Fallout Girl's Blog

Rise of the Phoenix

Radiation Level:  Half a Mile Deep

Listening To:  Aad Guray Nemeh by Snatam Kaur

Chi-Chi-Chi, Le-Le-Le!  As I write this, the last of the Chilean miners are being brought to the surface.  What an ordeal.  First to be trapped, no contact with the earth’s surface for 17 days, two spoonfuls of tuna every 48 hours and then to have to wait. Underground.  In the dark.  For two months.  Words that come to mind are courage.  Solidarity.  Faith.

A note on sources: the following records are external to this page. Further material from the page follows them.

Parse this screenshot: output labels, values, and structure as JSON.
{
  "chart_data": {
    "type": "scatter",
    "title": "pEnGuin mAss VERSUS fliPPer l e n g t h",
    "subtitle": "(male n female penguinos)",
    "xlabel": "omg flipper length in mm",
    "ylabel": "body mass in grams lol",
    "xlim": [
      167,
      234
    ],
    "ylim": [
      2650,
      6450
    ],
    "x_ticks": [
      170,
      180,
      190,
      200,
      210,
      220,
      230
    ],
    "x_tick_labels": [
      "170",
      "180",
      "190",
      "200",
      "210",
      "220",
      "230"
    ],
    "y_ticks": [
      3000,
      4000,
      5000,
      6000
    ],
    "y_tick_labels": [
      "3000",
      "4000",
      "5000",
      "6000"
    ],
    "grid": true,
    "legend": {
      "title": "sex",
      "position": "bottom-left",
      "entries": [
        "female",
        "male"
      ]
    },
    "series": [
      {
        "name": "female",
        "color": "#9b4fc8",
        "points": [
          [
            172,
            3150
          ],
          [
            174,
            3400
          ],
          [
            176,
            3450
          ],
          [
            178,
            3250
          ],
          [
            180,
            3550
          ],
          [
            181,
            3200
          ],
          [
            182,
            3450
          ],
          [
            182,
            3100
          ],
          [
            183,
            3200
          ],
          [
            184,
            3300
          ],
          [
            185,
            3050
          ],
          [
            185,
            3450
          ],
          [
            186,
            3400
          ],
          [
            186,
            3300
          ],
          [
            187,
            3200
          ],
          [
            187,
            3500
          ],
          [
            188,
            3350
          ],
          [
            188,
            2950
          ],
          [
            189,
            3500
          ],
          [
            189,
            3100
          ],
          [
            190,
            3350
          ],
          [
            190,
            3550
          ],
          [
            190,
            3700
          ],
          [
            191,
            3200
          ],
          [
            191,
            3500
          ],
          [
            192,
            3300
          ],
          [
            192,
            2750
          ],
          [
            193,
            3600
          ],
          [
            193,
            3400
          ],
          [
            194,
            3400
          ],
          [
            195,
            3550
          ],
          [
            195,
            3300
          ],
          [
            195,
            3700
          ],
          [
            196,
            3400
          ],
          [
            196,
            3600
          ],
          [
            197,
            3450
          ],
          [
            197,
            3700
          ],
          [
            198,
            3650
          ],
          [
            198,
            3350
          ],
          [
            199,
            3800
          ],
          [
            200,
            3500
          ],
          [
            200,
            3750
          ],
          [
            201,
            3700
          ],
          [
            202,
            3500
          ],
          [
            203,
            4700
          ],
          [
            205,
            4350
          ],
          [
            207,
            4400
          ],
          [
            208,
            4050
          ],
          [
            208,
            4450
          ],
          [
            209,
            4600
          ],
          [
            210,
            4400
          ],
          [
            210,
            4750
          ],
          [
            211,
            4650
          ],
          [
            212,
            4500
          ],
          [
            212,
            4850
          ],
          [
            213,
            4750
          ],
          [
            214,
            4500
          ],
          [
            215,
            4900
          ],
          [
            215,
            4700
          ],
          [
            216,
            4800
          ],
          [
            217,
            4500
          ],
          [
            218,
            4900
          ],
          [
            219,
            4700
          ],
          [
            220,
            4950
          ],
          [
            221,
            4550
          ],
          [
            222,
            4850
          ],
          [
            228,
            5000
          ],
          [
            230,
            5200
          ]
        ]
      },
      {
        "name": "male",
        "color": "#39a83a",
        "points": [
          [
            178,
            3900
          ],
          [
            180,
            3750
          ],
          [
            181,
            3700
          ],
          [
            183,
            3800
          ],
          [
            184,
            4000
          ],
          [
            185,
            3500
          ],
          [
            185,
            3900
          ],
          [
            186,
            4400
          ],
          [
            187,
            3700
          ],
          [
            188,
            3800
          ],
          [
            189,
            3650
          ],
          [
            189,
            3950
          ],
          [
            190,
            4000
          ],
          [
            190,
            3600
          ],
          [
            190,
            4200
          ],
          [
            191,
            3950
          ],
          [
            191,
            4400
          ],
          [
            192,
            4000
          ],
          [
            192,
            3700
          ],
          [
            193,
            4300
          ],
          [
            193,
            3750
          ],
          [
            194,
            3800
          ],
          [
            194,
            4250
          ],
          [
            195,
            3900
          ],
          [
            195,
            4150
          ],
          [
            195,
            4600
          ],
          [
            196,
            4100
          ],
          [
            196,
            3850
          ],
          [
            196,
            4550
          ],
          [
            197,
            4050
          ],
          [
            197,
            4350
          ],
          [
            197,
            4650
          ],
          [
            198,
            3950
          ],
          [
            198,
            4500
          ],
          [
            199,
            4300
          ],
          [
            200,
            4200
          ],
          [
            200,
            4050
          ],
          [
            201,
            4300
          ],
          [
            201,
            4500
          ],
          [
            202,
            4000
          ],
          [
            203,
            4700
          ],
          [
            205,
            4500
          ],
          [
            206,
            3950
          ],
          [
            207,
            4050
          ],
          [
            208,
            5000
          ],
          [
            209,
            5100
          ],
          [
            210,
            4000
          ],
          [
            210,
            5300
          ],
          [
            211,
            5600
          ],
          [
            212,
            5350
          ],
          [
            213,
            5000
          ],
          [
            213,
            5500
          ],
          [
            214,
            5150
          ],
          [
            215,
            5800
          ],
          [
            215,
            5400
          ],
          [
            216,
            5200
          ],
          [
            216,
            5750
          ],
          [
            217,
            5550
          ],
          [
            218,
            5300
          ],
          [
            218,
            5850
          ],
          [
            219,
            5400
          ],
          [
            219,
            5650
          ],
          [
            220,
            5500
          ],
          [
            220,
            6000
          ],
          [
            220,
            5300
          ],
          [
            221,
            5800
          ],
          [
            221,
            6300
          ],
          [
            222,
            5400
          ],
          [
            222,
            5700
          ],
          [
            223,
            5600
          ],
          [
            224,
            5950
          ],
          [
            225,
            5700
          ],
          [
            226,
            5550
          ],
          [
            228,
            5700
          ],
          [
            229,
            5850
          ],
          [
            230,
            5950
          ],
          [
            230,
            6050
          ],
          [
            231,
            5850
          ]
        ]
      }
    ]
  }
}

Below is the capsule in which the miners would take a one-way ride.  It invokes the Greek myth of Orpheus, who after the death of his love Eurydice, traveled to the underworld to ask Hades and Persephone to bring her back to life.   They agreed that Eurydice could return with Orpheus to earth on one condition: he should walk in front of her and not look back until they both had reached the upper world. He set off with Eurydice following, and, in his anxiety, as soon as he reached the upper world, he turned to look at her, forgetting that both needed to be in the upper world, and she vanished for the second time, but now forever.

Kind of looks like Eurydice's getting sucked back into a mine. Hmm...

The Chilean miners never turned to look back, they had absolute, resolute faith in God, their country, the mine company and each other.  Let’s take a look at the Phoenix itself, named after the mythical firebird that combusts into flames and emerges, reborn out of the ashes.

As I get older, I get more and more claustrophobic, so I really can’t imagine a forced existence half-a-mile underground.  Pondering the smell of all those men turns my stomach.   Heat.  Humidity.  Fungal infections.  This wasn’t a pretty place to be.  But it has captured my imagination as a mythic story of rebirth.   It is remarkable these men are ALIVE.

I’ve been thinking about death and rebirth in a symbolic sense a lot since I started the Kundalini Yoga.  We chant SA TA NA MA which means:  Existence, Life, Death, Rebirth or, more simply, Infinity.  There is something about this mantra that gives me hope.  It reminds me that things can’t remain the same forever.  It is irrelevant that this might be both good and bad, pleasant and troublesome.  It is life as we know it.  It is us as life knows it.